I have quite a collection of crime dramas DVDs, but if I had to vote, Waking the Dead would surely be somewhere at the top of the list. So there's the apple:
What I really like about British TV dramas (among other things) is that an episode lasts way more than 40 minutes, and 40 minutes is surely not enough to solve a crime properly. What I really like about DVDs (among other things) is that you can watch the whole episode at one go. It would be torture to wait 24 hours or even a week for the second half. Also, the discs are packed in a convenient manner, and subtitles are available. Waking the Dead has everything, that is necessary for a good drama, and even more forensics that CSI (I AM a fan of CSI Vegas). The plots are really interesting, and what's even better, different from each other. And the characters are not some "crime solving functions", but living and breathing human beings. Would you ever think of Trevor Eve doing things according to the script, when you see Boyd's totally natural and human reactions?

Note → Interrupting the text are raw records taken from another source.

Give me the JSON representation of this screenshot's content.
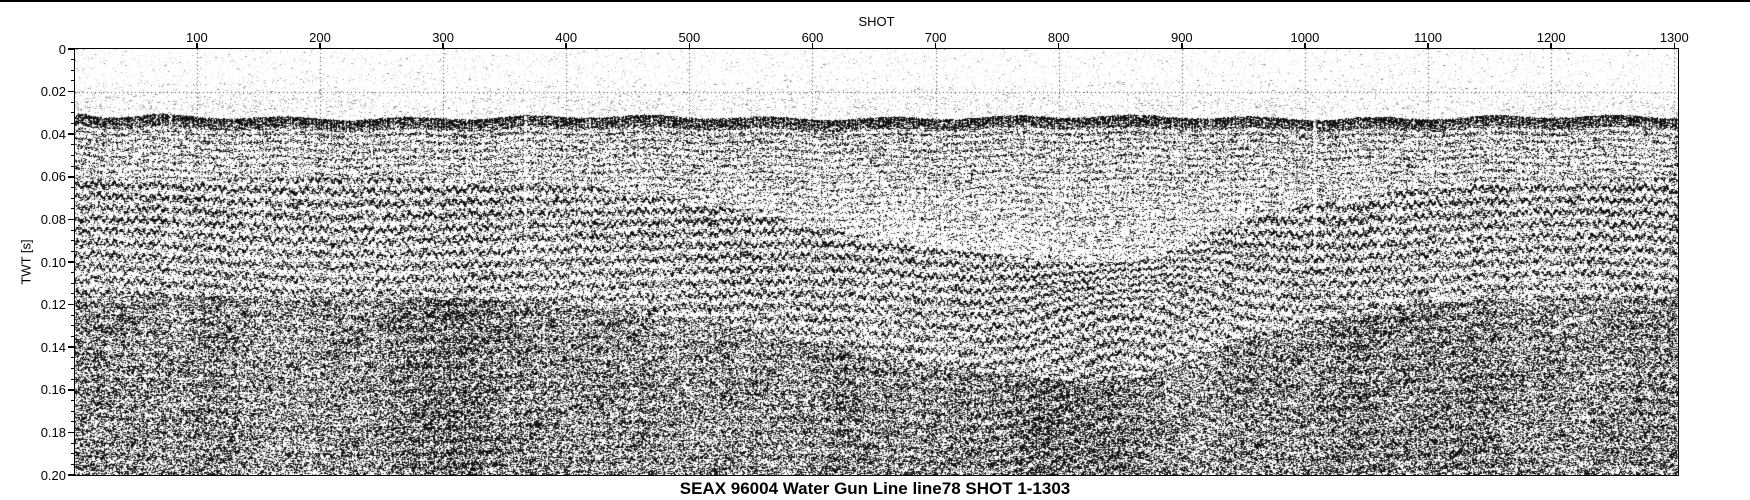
{
  "figure": {
    "title": "SEAX 96004 Water Gun Line line78 SHOT 1-1303",
    "x_axis": {
      "label": "SHOT",
      "min": 1,
      "max": 1303,
      "tick_values": [
        100,
        200,
        300,
        400,
        500,
        600,
        700,
        800,
        900,
        1000,
        1100,
        1200,
        1300
      ],
      "tick_labels": [
        "100",
        "200",
        "300",
        "400",
        "500",
        "600",
        "700",
        "800",
        "900",
        "1000",
        "1100",
        "1200",
        "1300"
      ]
    },
    "y_axis": {
      "label": "TWT [s]",
      "min": 0,
      "max": 0.2,
      "minor_step": 0.005,
      "tick_values": [
        0,
        0.02,
        0.04,
        0.06,
        0.08,
        0.1,
        0.12,
        0.14,
        0.16,
        0.18,
        0.2
      ],
      "tick_labels": [
        "0",
        "0.02",
        "0.04",
        "0.06",
        "0.08",
        "0.10",
        "0.12",
        "0.14",
        "0.16",
        "0.18",
        "0.20"
      ]
    },
    "colors": {
      "foreground": "#000000",
      "background": "#ffffff",
      "grid": "#333333"
    },
    "grid_style": "dotted lines at every major tick, both axes"
  },
  "chart_data": {
    "type": "heatmap",
    "subtype": "seismic-reflection-section",
    "title": "SEAX 96004 Water Gun Line line78 SHOT 1-1303",
    "xlabel": "SHOT",
    "ylabel": "TWT [s]",
    "xlim": [
      1,
      1303
    ],
    "ylim": [
      0.2,
      0
    ],
    "x_ticks": [
      100,
      200,
      300,
      400,
      500,
      600,
      700,
      800,
      900,
      1000,
      1100,
      1200,
      1300
    ],
    "y_ticks": [
      0,
      0.02,
      0.04,
      0.06,
      0.08,
      0.1,
      0.12,
      0.14,
      0.16,
      0.18,
      0.2
    ],
    "palette": "grayscale variable-density, high amplitude = black",
    "legend": "none",
    "features": [
      {
        "name": "water-column",
        "twt_s": [
          0,
          0.036
        ],
        "description": "nearly blank white zone with faint gray noise streaks near 0.025-0.035 s; darker smudges at shots < 100"
      },
      {
        "name": "seafloor-first-arrival",
        "twt_s": 0.038,
        "description": "strong continuous dark reflector band, essentially flat across all 1303 shots, just above the 0.04 s gridline"
      },
      {
        "name": "shallow-ringing",
        "twt_s": [
          0.042,
          0.06
        ],
        "description": "high-frequency reverberatory banding with vertical trace striping directly below the seafloor"
      },
      {
        "name": "layered-reflectors",
        "twt_s": [
          0.055,
          0.13
        ],
        "description": "sub-parallel wiggly reflectors with ~0.005 s spacing"
      },
      {
        "name": "transparent-swale",
        "shots": [
          650,
          950
        ],
        "description": "acoustically transparent lighter zone; reflector tops deepen from ~0.055 s to ~0.095 s toward shot ~1000"
      },
      {
        "name": "buried-channel-sag",
        "shot_center": 855,
        "twt_s": [
          0.07,
          0.105
        ],
        "description": "V-shaped downward sag of reflectors centered near shot 855, deepest point ~0.105 s"
      },
      {
        "name": "deep-chaotic-zone",
        "twt_s": [
          0.13,
          0.2
        ],
        "description": "incoherent speckled chevron-textured energy with columnar density variations down to the bottom of the record"
      }
    ]
  }
}
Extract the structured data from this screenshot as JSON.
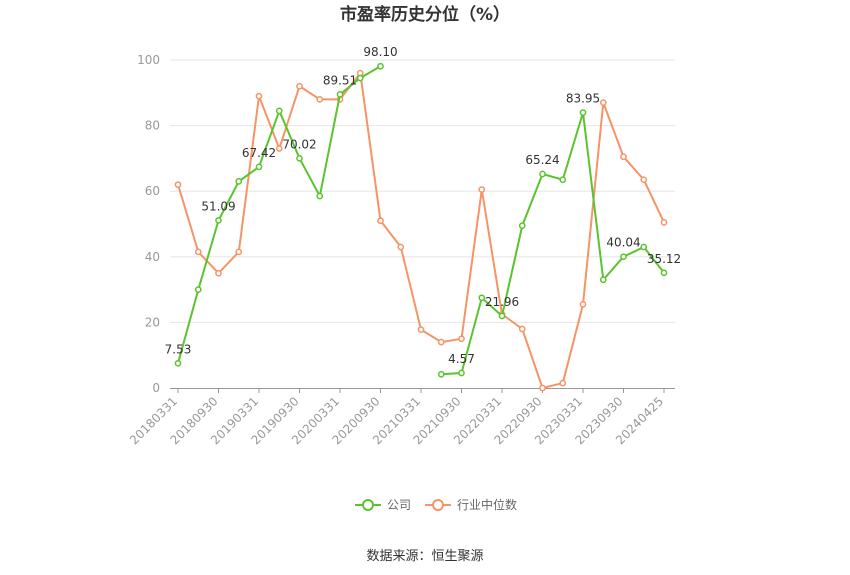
{
  "chart_data": {
    "type": "line",
    "title": "市盈率历史分位（%）",
    "xlabel": "",
    "ylabel": "",
    "ylim": [
      0,
      100
    ],
    "yticks": [
      0,
      20,
      40,
      60,
      80,
      100
    ],
    "categories": [
      "20180331",
      "20180630",
      "20180930",
      "20181231",
      "20190331",
      "20190630",
      "20190930",
      "20191231",
      "20200331",
      "20200630",
      "20200930",
      "20201231",
      "20210331",
      "20210630",
      "20210930",
      "20211231",
      "20220331",
      "20220630",
      "20220930",
      "20221231",
      "20230331",
      "20230630",
      "20230930",
      "20231231",
      "20240425"
    ],
    "xtick_labels": [
      "20180331",
      "20180930",
      "20190331",
      "20190930",
      "20200331",
      "20200930",
      "20210331",
      "20210930",
      "20220331",
      "20220930",
      "20230331",
      "20230930",
      "20240425"
    ],
    "series": [
      {
        "name": "公司",
        "color": "#5ac42e",
        "values": [
          7.53,
          30,
          51.09,
          63,
          67.42,
          84.5,
          70.02,
          58.5,
          89.51,
          94.5,
          98.1,
          null,
          null,
          4.2,
          4.57,
          27.5,
          21.96,
          49.5,
          65.24,
          63.5,
          83.95,
          33,
          40.04,
          43,
          35.12
        ],
        "labels": [
          {
            "index": 0,
            "text": "7.53"
          },
          {
            "index": 2,
            "text": "51.09"
          },
          {
            "index": 4,
            "text": "67.42"
          },
          {
            "index": 6,
            "text": "70.02"
          },
          {
            "index": 8,
            "text": "89.51"
          },
          {
            "index": 10,
            "text": "98.10"
          },
          {
            "index": 14,
            "text": "4.57"
          },
          {
            "index": 16,
            "text": "21.96"
          },
          {
            "index": 18,
            "text": "65.24"
          },
          {
            "index": 20,
            "text": "83.95"
          },
          {
            "index": 22,
            "text": "40.04"
          },
          {
            "index": 24,
            "text": "35.12"
          }
        ]
      },
      {
        "name": "行业中位数",
        "color": "#f59466",
        "values": [
          62,
          41.5,
          35,
          41.5,
          89,
          73,
          92,
          88,
          88,
          96,
          51,
          43,
          17.8,
          14,
          15,
          60.5,
          22.5,
          18,
          0,
          1.5,
          25.5,
          87,
          70.5,
          63.5,
          50.5
        ],
        "labels": []
      }
    ],
    "legend": {
      "position": "bottom-center"
    },
    "grid": true
  },
  "source_text": "数据来源：恒生聚源"
}
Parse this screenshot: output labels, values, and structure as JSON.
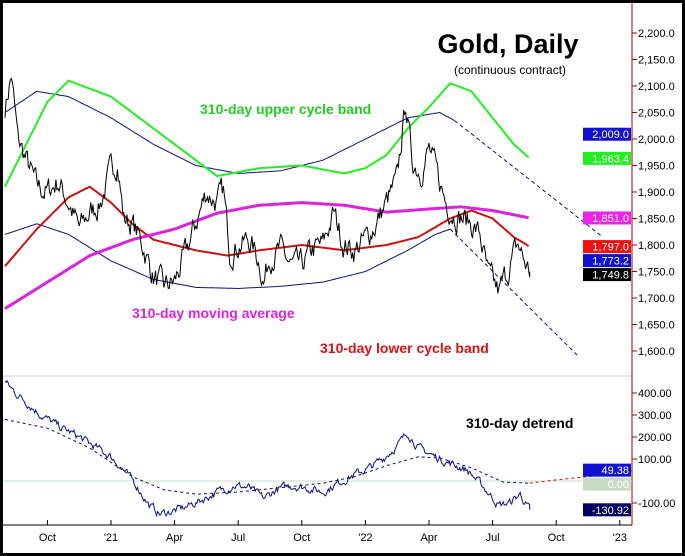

All said is valid for the first five episodes, also for the seasons 1-4. Sadly, there is a worm. The last episode "Cold Fusion". It's like an episode from some different series! OK, I admit, the plot is good, it keeps you like this: this one is the killer, no, that one is the killer, no, I was right at the beginning, no, I admit I was wrong... But then trouble starts. The episode has way too much "action", as if following some American examples, not necessarily the best ones. Worse, there's some stupid blabbering about the issues as serious as morality. And the worst thing is some totally stupid American-style sentimentality. Don't get me wrong, I'm not really against getting emotional, the issue is HOW and WHY you get emotional (and then, some real life tragedies DO NOT look even believable in a film). Just remember the very same Boyd in Anger Management: him, suffering, sitting petrified, silent for... well, long enough for me to think that my DVD player has stopped working. That was really moving, but NOT some stupid tearful and sentimental explanations of some stupid girl (who was far from being stupid just an episode ago), who made some stupid mistake.
That left me baffled a bit, now I'll have to watch again some other episode in order to improve impression, before I start waiting for season 6 on DVD, as I have seen none of it on TV. Let's hope that one failure is just one failure. I dare not take a star away because of this, as most of the other episodes (including seasons 1-4) are worth way more than five.